Overview

As an important and influential figure in the contemporary art world, Gillick’s practice spans multi-disciplined fields producing artworks, public installations, journals and critiques about a series of issues derived from the phenomenon and its influence upon members of society.

 

Since the beginning of 1990s, Gillick has explored structural notions of the built world and the dynamics of spaces. Especially when the neo-liberal consensus drew keen attention as a practical form of globalization, Gillick started having an interest in a phenomenon in which a modern aesthetic system collides and coexists with a new political and social agenda. Producing artworks, public installations, journals and critiques about a series of issues derived from the phenomenon and its influence upon members of society, he made significant contributions to establish the term Relational Aesthetic, one of the central theories of contemporary art. The sentences deployed along with structures made of colorful supplementary architectural materials such as plexiglass and aluminium create dramatic tension and a sleek and moderate sense of aesthetics.
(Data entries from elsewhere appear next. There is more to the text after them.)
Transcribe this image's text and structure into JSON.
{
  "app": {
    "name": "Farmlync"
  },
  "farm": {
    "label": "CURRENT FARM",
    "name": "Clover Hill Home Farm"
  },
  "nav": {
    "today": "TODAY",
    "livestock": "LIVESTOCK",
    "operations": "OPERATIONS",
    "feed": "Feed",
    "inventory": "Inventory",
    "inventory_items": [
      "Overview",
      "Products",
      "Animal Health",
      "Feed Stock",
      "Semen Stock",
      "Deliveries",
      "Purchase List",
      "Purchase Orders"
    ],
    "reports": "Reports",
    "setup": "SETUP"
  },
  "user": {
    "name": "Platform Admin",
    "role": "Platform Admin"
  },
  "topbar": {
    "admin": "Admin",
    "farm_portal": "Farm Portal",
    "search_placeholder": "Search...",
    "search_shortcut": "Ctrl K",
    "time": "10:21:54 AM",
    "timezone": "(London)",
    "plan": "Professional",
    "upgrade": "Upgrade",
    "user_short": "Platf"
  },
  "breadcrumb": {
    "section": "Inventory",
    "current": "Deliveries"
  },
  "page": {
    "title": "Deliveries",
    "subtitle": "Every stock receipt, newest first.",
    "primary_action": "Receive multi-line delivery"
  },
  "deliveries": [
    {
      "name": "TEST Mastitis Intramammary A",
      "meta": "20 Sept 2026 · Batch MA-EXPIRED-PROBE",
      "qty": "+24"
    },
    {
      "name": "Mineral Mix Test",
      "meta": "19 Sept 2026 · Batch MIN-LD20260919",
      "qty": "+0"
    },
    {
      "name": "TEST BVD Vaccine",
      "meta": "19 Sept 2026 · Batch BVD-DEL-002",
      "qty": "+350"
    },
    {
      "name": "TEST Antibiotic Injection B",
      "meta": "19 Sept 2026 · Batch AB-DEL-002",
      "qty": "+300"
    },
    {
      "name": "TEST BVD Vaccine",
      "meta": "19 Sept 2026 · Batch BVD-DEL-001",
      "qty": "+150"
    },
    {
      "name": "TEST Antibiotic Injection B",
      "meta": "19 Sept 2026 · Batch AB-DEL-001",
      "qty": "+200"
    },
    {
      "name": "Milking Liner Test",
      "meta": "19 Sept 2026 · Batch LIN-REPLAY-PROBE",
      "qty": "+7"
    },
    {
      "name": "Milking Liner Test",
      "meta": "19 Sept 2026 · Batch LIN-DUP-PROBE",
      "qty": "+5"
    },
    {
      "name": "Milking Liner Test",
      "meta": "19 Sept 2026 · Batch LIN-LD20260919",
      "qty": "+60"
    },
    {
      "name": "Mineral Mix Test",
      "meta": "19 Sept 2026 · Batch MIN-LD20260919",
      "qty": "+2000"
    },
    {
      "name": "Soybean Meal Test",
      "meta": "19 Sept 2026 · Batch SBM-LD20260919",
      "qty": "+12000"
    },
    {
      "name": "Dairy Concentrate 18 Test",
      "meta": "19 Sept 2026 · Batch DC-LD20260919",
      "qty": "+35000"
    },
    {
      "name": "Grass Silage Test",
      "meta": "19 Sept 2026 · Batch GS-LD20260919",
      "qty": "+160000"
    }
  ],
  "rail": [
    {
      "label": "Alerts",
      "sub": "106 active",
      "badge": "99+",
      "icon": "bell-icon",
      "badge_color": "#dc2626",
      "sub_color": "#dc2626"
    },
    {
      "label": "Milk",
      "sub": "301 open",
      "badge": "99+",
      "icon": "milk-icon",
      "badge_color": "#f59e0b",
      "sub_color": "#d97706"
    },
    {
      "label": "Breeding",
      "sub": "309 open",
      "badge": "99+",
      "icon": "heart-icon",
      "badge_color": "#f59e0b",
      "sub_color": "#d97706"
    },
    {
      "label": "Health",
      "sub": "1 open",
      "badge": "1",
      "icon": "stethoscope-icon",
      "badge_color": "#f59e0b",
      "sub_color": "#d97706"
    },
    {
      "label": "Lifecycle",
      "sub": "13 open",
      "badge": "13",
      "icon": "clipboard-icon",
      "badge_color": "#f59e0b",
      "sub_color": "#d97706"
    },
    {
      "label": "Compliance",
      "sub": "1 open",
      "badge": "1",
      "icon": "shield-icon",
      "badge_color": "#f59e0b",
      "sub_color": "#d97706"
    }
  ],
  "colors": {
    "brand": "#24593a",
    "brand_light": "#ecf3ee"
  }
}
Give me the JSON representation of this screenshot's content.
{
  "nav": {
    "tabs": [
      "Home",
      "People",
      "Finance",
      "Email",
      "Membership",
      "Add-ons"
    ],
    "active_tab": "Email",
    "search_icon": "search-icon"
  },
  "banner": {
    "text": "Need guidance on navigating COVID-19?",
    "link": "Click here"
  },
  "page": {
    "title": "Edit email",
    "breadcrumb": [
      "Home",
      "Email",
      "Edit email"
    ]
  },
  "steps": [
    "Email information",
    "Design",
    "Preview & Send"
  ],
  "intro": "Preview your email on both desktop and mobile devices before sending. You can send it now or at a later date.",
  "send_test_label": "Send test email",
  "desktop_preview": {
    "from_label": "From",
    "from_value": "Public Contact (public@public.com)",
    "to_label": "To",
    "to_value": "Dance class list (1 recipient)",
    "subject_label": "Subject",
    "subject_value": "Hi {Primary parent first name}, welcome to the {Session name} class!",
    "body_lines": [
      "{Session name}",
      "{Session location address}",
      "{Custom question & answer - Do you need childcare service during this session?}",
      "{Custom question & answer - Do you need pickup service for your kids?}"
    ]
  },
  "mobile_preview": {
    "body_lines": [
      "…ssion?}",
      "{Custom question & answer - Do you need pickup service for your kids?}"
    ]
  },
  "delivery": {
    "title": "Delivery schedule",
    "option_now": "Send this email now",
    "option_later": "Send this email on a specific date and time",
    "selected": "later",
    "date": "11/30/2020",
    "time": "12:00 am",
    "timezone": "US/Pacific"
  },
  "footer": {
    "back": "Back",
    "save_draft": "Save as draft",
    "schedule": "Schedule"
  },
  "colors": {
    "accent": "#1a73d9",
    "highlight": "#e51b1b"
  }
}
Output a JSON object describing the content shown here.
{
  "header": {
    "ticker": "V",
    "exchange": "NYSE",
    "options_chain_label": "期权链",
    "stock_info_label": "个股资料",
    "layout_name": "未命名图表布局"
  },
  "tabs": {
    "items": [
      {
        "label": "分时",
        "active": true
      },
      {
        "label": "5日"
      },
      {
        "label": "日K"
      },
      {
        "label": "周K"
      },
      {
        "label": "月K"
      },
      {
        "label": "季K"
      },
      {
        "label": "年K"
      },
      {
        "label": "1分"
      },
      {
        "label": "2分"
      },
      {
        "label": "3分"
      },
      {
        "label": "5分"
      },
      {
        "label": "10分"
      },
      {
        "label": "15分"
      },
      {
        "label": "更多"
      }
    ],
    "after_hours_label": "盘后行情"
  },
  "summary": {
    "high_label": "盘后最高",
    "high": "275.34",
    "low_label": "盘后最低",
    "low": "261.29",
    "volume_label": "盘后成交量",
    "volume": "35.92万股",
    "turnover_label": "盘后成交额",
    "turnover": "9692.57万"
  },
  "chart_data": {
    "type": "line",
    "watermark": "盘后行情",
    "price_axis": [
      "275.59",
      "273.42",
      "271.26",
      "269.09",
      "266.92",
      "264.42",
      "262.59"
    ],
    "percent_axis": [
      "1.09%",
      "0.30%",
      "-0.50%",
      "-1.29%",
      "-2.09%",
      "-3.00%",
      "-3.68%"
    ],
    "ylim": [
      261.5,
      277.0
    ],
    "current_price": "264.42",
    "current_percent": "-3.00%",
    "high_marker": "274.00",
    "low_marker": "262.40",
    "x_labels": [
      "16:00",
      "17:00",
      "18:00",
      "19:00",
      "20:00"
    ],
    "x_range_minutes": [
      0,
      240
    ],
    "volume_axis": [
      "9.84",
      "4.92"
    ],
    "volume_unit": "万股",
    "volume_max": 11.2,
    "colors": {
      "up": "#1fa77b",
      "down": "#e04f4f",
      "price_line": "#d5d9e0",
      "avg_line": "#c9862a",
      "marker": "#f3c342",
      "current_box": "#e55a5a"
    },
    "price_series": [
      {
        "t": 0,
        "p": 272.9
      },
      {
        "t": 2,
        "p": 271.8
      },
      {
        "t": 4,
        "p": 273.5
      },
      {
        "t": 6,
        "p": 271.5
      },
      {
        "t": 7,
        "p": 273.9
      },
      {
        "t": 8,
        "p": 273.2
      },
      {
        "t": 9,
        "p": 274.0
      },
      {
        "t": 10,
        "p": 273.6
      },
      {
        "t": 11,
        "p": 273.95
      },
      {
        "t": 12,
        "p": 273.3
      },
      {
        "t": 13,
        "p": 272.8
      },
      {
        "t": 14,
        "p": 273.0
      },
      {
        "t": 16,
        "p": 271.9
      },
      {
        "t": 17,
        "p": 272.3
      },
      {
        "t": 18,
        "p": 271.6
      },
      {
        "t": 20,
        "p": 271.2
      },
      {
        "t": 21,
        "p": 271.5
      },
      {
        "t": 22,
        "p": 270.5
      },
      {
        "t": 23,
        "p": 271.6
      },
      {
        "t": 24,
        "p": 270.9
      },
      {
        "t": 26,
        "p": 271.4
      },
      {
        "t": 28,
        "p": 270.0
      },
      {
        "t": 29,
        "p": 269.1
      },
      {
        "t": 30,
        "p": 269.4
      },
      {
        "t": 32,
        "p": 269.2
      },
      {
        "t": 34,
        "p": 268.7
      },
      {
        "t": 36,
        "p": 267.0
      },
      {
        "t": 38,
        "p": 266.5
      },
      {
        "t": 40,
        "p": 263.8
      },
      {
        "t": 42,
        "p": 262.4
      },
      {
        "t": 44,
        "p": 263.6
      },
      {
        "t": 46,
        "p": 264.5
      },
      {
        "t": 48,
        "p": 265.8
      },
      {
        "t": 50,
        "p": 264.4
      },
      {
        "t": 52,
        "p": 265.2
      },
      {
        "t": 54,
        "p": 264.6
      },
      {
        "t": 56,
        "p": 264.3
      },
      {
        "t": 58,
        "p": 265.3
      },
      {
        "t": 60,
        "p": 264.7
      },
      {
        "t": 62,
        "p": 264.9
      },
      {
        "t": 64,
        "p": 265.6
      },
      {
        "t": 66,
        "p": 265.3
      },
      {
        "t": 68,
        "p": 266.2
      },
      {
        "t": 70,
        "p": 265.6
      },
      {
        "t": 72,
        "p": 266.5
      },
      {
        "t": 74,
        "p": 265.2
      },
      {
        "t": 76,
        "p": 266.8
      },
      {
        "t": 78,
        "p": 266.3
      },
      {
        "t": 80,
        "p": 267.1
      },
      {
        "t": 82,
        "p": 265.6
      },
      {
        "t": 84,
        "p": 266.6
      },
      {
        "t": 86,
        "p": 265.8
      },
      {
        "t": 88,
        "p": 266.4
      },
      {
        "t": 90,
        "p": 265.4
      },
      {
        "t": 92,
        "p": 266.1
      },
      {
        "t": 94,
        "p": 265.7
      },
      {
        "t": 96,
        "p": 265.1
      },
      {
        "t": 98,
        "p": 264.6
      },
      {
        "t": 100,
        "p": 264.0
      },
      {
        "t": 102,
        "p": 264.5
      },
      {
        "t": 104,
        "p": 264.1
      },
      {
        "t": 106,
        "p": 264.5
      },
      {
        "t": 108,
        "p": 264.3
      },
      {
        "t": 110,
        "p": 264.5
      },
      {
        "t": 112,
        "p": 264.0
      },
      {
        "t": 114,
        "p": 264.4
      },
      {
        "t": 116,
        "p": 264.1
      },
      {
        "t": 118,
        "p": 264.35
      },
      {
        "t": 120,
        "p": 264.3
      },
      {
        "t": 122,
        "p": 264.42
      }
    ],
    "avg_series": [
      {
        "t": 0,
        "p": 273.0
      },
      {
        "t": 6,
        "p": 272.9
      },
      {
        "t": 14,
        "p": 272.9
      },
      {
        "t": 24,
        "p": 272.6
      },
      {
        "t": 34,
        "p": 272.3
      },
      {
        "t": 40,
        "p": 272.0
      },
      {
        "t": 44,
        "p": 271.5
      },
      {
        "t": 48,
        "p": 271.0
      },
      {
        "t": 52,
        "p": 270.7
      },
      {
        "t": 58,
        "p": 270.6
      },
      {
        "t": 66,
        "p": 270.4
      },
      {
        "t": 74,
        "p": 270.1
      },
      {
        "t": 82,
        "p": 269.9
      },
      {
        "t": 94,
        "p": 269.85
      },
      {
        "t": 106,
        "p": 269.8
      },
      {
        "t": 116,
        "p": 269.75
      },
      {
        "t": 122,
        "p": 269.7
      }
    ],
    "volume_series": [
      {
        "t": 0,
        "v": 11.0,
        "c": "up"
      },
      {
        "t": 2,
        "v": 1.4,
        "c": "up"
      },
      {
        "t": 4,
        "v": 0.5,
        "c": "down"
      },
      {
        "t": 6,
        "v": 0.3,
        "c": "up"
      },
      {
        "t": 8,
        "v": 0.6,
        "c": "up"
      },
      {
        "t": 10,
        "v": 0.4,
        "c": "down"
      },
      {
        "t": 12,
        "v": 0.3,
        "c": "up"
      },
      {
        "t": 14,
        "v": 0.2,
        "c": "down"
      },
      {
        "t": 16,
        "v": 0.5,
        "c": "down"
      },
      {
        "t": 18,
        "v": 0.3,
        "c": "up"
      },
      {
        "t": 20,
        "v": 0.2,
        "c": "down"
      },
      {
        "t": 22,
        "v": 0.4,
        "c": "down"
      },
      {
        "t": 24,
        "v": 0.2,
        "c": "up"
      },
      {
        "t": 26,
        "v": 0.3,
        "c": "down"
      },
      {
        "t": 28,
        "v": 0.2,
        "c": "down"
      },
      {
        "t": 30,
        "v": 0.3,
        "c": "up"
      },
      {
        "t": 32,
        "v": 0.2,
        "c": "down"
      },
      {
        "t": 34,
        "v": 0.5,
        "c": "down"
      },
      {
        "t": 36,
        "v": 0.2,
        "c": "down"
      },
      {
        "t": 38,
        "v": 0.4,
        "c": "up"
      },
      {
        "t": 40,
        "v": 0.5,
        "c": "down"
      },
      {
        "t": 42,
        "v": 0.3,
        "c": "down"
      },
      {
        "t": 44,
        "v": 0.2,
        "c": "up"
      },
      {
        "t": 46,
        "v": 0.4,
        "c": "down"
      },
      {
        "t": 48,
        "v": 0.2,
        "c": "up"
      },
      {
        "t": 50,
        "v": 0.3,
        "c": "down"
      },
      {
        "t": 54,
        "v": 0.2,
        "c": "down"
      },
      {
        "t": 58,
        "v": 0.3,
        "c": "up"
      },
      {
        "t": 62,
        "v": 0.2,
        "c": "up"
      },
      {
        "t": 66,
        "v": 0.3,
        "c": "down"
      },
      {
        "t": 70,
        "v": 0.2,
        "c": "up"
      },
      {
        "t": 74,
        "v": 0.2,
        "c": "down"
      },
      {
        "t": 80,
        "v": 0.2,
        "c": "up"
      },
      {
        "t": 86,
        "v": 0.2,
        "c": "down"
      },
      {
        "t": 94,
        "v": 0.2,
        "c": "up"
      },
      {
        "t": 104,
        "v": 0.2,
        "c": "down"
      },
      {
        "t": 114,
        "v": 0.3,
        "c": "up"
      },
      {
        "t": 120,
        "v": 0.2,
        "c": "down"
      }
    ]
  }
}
Through analysis on social phenomena and often contradictory aesthetic approaches, he redefines ‘relation’ among human, circumstance, life and art. His texts, steel constructions in diverse colors and arrays and illustrations whose motifs stem from the old tales not only organically occupy the space according to the given dynamics but also encourage the visitors to guess what the artist attempts to deliver in the enigmatic title of works.

 

Liam Gillick lives and works in New York, USA. He studied at Hertfordshire College of Art and Goldsmiths College in the UK. He was nominated for the Turner Prize in 2002 and he was the artist presented at the German Pavilion at the 53rd Venice Biennale in 2009. He has held his solo exhibition at Tate Britain (2001), Museum of Modern Art, New York (2003), Museum of Contemporary Art, Chicago (2009), Le Magazine, Grenoble (2014), Centro de Arte Contemporáneo Málaga (2005). His works are included in the collections of MoMA, the Solomon R.Guggenheim Museum in the USA, Tate Collection in the UK, Le Centre Pompidou in France and etc.